Disappointed by the careless attitude of our counterparts, who undertake to produce documents or present positions so as to move the negotiations forward, but turn up empty-handed at the next meetings, as if it were business as usual.
We presented our overall negotiating objectives in detail more than a year back, in November 2022. Since then, we have constantly explained and re-explained our objectives, tabling more than a dozen documents containing numerous proposals at the Negotiating Table. On the Ministry side, one solitary document was tabled, and that was back at the June 2023 session! That document set out some vague principles, couched in administrative jargon, such as “optimization of services,” “responsible management of resources,” “modernizing the collective agreement” and, what appears to form the Ministerial mantra, “maintaining the service offering”, repeated on December 19, to justify their opposition to any adaptation of work and call duty hours that might help in the least to alleviate residents’ crazy workload.

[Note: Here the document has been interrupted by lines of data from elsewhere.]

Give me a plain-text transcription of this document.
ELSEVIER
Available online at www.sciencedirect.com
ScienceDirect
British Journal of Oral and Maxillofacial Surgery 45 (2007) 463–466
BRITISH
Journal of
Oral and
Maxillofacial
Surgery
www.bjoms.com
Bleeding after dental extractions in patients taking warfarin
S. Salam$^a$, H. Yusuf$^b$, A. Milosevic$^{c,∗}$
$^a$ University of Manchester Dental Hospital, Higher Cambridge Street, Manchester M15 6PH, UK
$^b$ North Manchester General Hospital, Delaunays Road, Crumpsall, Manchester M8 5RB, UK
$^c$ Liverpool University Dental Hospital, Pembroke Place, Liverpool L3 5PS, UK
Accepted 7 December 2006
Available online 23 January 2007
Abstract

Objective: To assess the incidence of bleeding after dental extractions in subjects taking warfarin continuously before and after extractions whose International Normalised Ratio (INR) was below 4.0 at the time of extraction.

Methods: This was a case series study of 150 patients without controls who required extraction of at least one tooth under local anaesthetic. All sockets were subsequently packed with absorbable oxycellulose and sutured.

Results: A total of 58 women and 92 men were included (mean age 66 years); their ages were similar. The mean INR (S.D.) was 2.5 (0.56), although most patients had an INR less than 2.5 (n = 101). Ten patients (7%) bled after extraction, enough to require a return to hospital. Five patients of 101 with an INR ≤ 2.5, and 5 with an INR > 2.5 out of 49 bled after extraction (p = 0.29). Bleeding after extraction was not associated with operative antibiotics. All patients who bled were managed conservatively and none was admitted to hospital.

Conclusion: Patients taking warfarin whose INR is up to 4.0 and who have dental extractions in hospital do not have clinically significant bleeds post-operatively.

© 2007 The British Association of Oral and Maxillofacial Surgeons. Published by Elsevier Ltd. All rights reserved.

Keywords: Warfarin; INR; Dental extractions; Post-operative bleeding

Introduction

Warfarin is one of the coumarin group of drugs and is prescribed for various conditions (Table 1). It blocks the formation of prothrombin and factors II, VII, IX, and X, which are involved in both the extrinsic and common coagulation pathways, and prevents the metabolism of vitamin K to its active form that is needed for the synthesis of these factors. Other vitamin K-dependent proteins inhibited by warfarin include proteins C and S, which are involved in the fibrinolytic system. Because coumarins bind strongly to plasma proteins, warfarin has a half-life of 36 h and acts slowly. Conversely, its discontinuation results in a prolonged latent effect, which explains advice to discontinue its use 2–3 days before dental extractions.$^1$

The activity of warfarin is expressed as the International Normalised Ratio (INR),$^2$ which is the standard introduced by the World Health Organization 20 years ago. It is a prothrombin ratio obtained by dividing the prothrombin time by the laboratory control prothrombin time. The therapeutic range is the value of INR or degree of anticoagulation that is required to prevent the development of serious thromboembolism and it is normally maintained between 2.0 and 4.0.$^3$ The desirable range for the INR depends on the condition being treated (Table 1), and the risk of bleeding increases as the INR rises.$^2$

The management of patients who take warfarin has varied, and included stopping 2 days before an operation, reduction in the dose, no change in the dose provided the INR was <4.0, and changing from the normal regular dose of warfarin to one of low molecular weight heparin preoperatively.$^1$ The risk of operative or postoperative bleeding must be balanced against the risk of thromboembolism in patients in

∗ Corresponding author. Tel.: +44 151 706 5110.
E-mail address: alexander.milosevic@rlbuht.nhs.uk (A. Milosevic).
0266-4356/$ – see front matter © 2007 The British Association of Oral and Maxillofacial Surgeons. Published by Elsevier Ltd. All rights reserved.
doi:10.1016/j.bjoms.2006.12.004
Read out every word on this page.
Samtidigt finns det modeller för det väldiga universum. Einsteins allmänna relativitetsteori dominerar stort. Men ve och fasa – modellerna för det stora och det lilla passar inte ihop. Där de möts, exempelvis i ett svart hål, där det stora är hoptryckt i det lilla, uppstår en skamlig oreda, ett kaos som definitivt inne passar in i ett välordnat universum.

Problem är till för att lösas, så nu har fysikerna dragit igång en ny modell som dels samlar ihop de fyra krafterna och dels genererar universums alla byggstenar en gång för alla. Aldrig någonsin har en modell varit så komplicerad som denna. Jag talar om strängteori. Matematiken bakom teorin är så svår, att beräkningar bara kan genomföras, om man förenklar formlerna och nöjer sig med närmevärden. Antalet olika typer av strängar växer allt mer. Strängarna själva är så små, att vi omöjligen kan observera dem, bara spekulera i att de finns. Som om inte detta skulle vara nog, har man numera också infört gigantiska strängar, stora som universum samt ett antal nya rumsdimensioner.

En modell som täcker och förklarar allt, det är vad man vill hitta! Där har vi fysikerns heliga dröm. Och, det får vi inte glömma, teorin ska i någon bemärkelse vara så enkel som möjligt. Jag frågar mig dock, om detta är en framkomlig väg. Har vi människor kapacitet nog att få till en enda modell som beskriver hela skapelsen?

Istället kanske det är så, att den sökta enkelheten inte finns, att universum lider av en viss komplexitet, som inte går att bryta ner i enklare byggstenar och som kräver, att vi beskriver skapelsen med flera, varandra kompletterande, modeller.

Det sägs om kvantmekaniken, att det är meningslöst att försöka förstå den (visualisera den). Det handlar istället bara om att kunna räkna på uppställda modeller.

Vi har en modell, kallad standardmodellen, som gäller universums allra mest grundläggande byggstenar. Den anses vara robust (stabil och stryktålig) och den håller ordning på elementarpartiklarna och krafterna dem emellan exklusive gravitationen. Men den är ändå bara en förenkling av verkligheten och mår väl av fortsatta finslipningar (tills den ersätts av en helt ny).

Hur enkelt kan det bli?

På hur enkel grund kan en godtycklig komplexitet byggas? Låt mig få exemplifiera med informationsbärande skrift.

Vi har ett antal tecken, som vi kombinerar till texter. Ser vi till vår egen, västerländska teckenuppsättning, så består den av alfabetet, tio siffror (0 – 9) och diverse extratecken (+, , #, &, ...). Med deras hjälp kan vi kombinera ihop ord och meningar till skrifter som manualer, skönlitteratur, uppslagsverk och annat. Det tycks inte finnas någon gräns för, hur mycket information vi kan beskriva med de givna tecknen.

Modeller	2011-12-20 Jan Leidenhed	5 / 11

While the other public sector unions are nearing the end of the road with respect to questions of salary and work organization, our negotiations are far from reaching that point. And that’s not because we haven’t done everything possible to move the negotiations forward more quickly. But it’s always complicated to negotiate with counterparts who are manifestly unfamiliar with the reality experienced by our members—despite our explanations, repeated ad nauseam.
At this stage, we’re prepared to show patience and understanding, since it’s true that resident doctors’ reality is unique in our healthcare system, but the lack of any real developments in the negotiations at the December 19, 2023 bargaining session nevertheless highlights the question of how seriously the MSSS representatives are taking our negotiations.
So, last Tuesday, we reiterated that they need—very soon—to have more concrete mandates to move the negotiations forward in a meaningful way. Because to judge by their performance to date, we have to conclude that, together with you, our colleagues, we will all have to apply political pressure in order to make our impatience known, and clearly to resort to tried and true pressure tactics if we’re to have any hope of getting things moving.
So keep any eye out for the Info Nego newsletters that will be coming your way early in the New Year. We’ll be in a position to assess the situation more accurately after the next bargaining session, scheduled for late January 2024.
In the meantime, we hope you’ll be able to take a little time for yourselves, and with your loved ones, despite the sustained workload you have to bear. In closing, we wish you all the joy of the Holiday Season.